Today, we see group dynamics everywhere from our online life to our tangible offline relationships. And our membership in different social groups constitutes a major building block of our complex identities. We are citizens of a country, members of a family, fans of a team, employees of a company, and the list goes on.

At first glance, it seems that during sports events, in-groups may be formed by fans of opposing teams. But in reality, fans of different teams come together to watch, discuss, and review games and they feed off each other through cheering and bantering. The divide lies elsewhere: it’s between the in-group who is engaging with the event and has something to say, versus the out-group who is more passively watching during this period.

For brands, this means they can’t ignore the event or worse, try to integrate it into their communication at a shallow level – for which they will quickly find themselves falling out of favour based on these unseen and un-acknowledged group dynamics that William Schutz calls “the interpersonal underworld” in his 1966 book.

Brands need to be there, but most importantly they need to establish themself as “insiders.” This means having a meaningful role to play, while truly listening to the social conversation and contributing to it. Micro-conversations that emerge throughout the event are key: the emotional, the funny, the ecstatic, the sad, and the history-defining moments. But also the trends, the challenges, the screams, and the cheers.

These moments that only true insiders engage in are short-lived and evasive but massive in scale and impact. Agility and speed of developing content become crucial but more important still is the ability of brands to maintain their purpose and brand personality throughout these conversations.

How can brands break through the noise and be noticed during mega sporting events?
Since our hunter-gatherer days, our brains evolved to prioritise attention to bigger animals and larger trees as they present bigger threats or greater opportunities.
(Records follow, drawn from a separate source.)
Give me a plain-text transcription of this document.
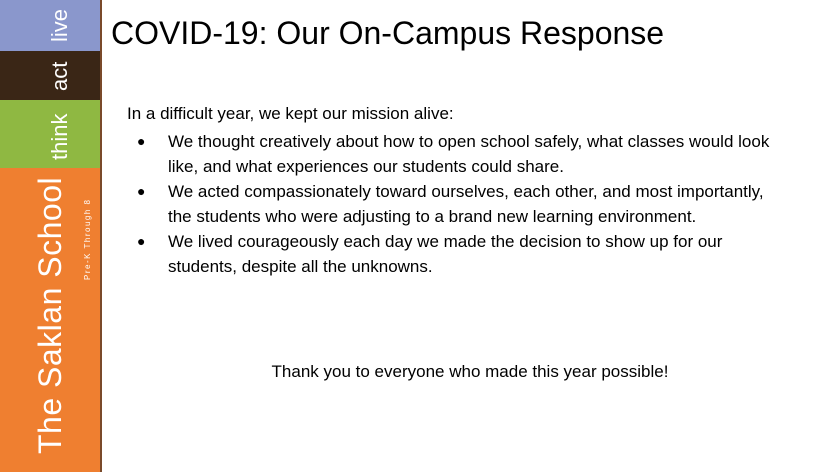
live
act
think
The Saklan School Pre-K Through 8
COVID-19: Our On-Campus Response

In a difficult year, we kept our mission alive:

● We thought creatively about how to open school safely, what classes would look like, and what experiences our students could share.
● We acted compassionately toward ourselves, each other, and most importantly, the students who were adjusting to a brand new learning environment.
● We lived courageously each day we made the decision to show up for our students, despite all the unknowns.
Thank you to everyone who made this year possible!
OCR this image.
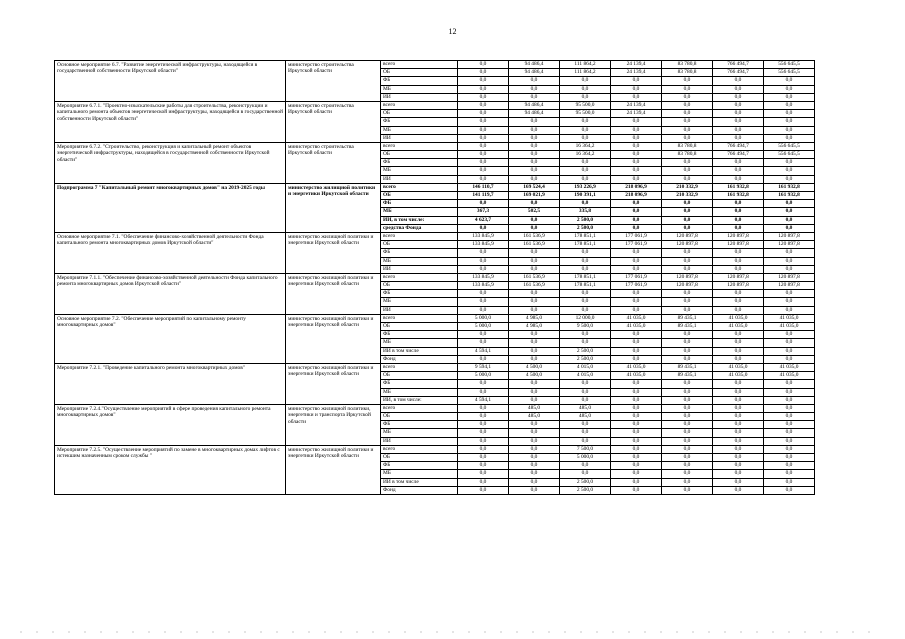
12
Основное мероприятие 6.7. "Развитие энергетической инфраструктуры, находящейся в государственной собственности Иркутской области"	министерство строительства Иркутской области	всего	0,0	94 486,4	111 864,2	24 139,4	83 780,8	766 494,7	556 645,5
		ОБ	0,0	94 486,4	111 864,2	24 139,4	83 780,8	766 494,7	556 645,5
		ФБ	0,0	0,0	0,0	0,0	0,0	0,0	0,0
		МБ	0,0	0,0	0,0	0,0	0,0	0,0	0,0
		ИИ	0,0	0,0	0,0	0,0	0,0	0,0	0,0
Мероприятие 6.7.1. "Проектно-изыскательские работы для строительства, реконструкции и капитального ремонта объектов энергетической инфраструктуры, находящейся в государственной собственности Иркутской области"	министерство строительства Иркутской области	всего	0,0	94 486,4	95 500,0	24 139,4	0,0	0,0	0,0
		ОБ	0,0	94 486,4	95 500,0	24 139,4	0,0	0,0	0,0
		ФБ	0,0	0,0	0,0	0,0	0,0	0,0	0,0
		МБ	0,0	0,0	0,0	0,0	0,0	0,0	0,0
		ИИ	0,0	0,0	0,0	0,0	0,0	0,0	0,0
Мероприятие 6.7.2. "Строительство, реконструкция и капитальный ремонт объектов энергетической инфраструктуры, находящейся в государственной собственности Иркутской области"	министерство строительства Иркутской области	всего	0,0	0,0	16 364,2	0,0	83 780,8	766 494,7	556 645,5
		ОБ	0,0	0,0	16 364,2	0,0	83 780,8	766 494,7	556 645,5
		ФБ	0,0	0,0	0,0	0,0	0,0	0,0	0,0
		МБ	0,0	0,0	0,0	0,0	0,0	0,0	0,0
		ИИ	0,0	0,0	0,0	0,0	0,0	0,0	0,0
Подпрограмма 7 "Капитальный ремонт многоквартирных домов" на 2019-2025 годы	министерство жилищной политики и энергетики Иркутской области	всего	146 110,7	169 524,4	193 226,9	218 096,9	210 332,9	161 932,8	161 932,8
		ОБ	141 119,7	169 021,9	190 391,1	218 096,9	210 332,9	161 932,8	161 932,8
		ФБ	0,0	0,0	0,0	0,0	0,0	0,0	0,0
		МБ	367,3	502,5	335,8	0,0	0,0	0,0	0,0
		ИИ, в том числе:	4 623,7	0,0	2 500,0	0,0	0,0	0,0	0,0
		средства Фонда	0,0	0,0	2 500,0	0,0	0,0	0,0	0,0
Основное мероприятие 7.1. "Обеспечение финансово-хозяйственной деятельности Фонда капитального ремонта многоквартирных домов Иркутской области"	министерство жилищной политики и энергетики Иркутской области	всего	133 845,9	161 536,9	178 851,1	177 061,9	120 897,8	120 897,8	120 897,8
		ОБ	133 845,9	161 536,9	178 851,1	177 061,9	120 897,8	120 897,8	120 897,8
		ФБ	0,0	0,0	0,0	0,0	0,0	0,0	0,0
		МБ	0,0	0,0	0,0	0,0	0,0	0,0	0,0
		ИИ	0,0	0,0	0,0	0,0	0,0	0,0	0,0
Мероприятие 7.1.1. "Обеспечение финансово-хозяйственной деятельности Фонда капитального ремонта многоквартирных домов Иркутской области"	министерство жилищной политики и энергетики Иркутской области	всего	133 845,9	161 536,9	178 851,1	177 061,9	120 897,8	120 897,8	120 897,8
		ОБ	133 845,9	161 536,9	178 851,1	177 061,9	120 897,8	120 897,8	120 897,8
		ФБ	0,0	0,0	0,0	0,0	0,0	0,0	0,0
		МБ	0,0	0,0	0,0	0,0	0,0	0,0	0,0
		ИИ	0,0	0,0	0,0	0,0	0,0	0,0	0,0
Основное мероприятие 7.2. "Обеспечение мероприятий по капитальному ремонту многоквартирных домов"	министерство жилищной политики и энергетики Иркутской области	всего	5 000,0	4 985,0	12 000,0	41 035,0	89 435,1	41 035,0	41 035,0
		ОБ	5 000,0	4 985,0	9 500,0	41 035,0	89 435,1	41 035,0	41 035,0
		ФБ	0,0	0,0	0,0	0,0	0,0	0,0	0,0
		МБ	0,0	0,0	0,0	0,0	0,0	0,0	0,0
		ИИ в том числе	4 594,1	0,0	2 500,0	0,0	0,0	0,0	0,0
		Фонд	0,0	0,0	2 500,0	0,0	0,0	0,0	0,0
Мероприятие 7.2.1. "Проведение капитального ремонта многоквартирных домов"	министерство жилищной политики и энергетики Иркутской области	всего	9 594,1	4 500,0	4 015,0	41 035,0	89 435,1	41 035,0	41 035,0
		ОБ	5 000,0	4 500,0	4 015,0	41 035,0	89 435,1	41 035,0	41 035,0
		ФБ	0,0	0,0	0,0	0,0	0,0	0,0	0,0
		МБ	0,0	0,0	0,0	0,0	0,0	0,0	0,0
		ИИ, в том числе:	4 594,1	0,0	0,0	0,0	0,0	0,0	0,0
Мероприятие 7.2.4."Осуществление мероприятий в сфере проведения капитального ремонта многоквартирных домов"	министерство жилищной политики, энергетики и транспорта Иркутской области	всего	0,0	485,0	485,0	0,0	0,0	0,0	0,0
		ОБ	0,0	485,0	485,0	0,0	0,0	0,0	0,0
		ФБ	0,0	0,0	0,0	0,0	0,0	0,0	0,0
		МБ	0,0	0,0	0,0	0,0	0,0	0,0	0,0
		ИИ	0,0	0,0	0,0	0,0	0,0	0,0	0,0
Мероприятие 7.2.5. "Осуществление мероприятий по замене в многоквартирных домах лифтов с истекшим назначенным сроком службы "	министерство жилищной политики и энергетики Иркутской области	всего	0,0	0,0	7 500,0	0,0	0,0	0,0	0,0
		ОБ	0,0	0,0	5 000,0	0,0	0,0	0,0	0,0
		ФБ	0,0	0,0	0,0	0,0	0,0	0,0	0,0
		МБ	0,0	0,0	0,0	0,0	0,0	0,0	0,0
		ИИ в том числе	0,0	0,0	2 500,0	0,0	0,0	0,0	0,0
		Фонд	0,0	0,0	2 500,0	0,0	0,0	0,0	0,0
The very nature of mega-events primes people to look for superlatives. The entire discourse becomes about the best team, the quickest goalkeeper, the fastest player, the largest stadium, the loudest fanbase, and so on.

As it turns out, in a context where superlatives reign supreme, brands need to make much more noise to be noticed. They need to be activated proportionately to the size of the event, or risk being shadowed by the colossal amount of noise generated by other brands and by the event itself.

How can brands augment the fan experience during mega sporting events?
At a time when seemingly everyone is watching and talking about the same mega sporting events, many don’t have much to say about it and find themselves under the threat of being eclipsed in social conversation.

Winning brands are the ones that activate a chameleon mechanism and carve out their own contextual role during the event. This is best done by finding the intersection between the brand’s purpose, and the event’s context, allowing marketers to articulate a unique voice that gives impetus to the brand’s presence beyond highlighting the event itself.

Establishing brand-event adjacency allows brands to position themselves as complements to the event, and augmenters of the fans’ experience, instead of being perceived as dependents, or worse yet, opportunists. As the brand reinforces this deep relevance, not only does it become a natural player in the context of the sporting event, but it turns into a bridge between its audience and the event.

Do you have any figures on the consumption of sports content in the region?
When taking sports subcategories into consideration, hashtags such as #football #basketball #cricket #volleyball have amassed over 6.4 billion views, and continue to thrive.  If we’re looking specifically at football, as of 2021, there were over 700 million views on the #TikTokFootball hashtag in the region, and 129 billion views on the #football hashtag globally. This has, of course, continued to grow over the course of the past year.

It’s important that brands understand how to effectively engage with these communities through an open dialogue versus a one-way conversation. Last year, TikTok became the first digital platform to sponsor a major international tournament by backing the UEFA Euro 2020. A study by Ipsos found that brand campaigns on TikTok surrounding Euro 2020 resonated greatly in the MENAT region and delivered brilliant results, this was because brands were engaging in conversation with the community, they were speaking with them, rather than just to them.

The study found that 81 per cent of MENAT football fans watched content created by brands on TikTok, while 76 per cent of them put on their creative hats and took part in specially curated hashtag challenges to celebrate all things football. Additionally, 79 per cent of the TikTok community resonated with other users’ football content and engaged with it by sharing or reposting that content.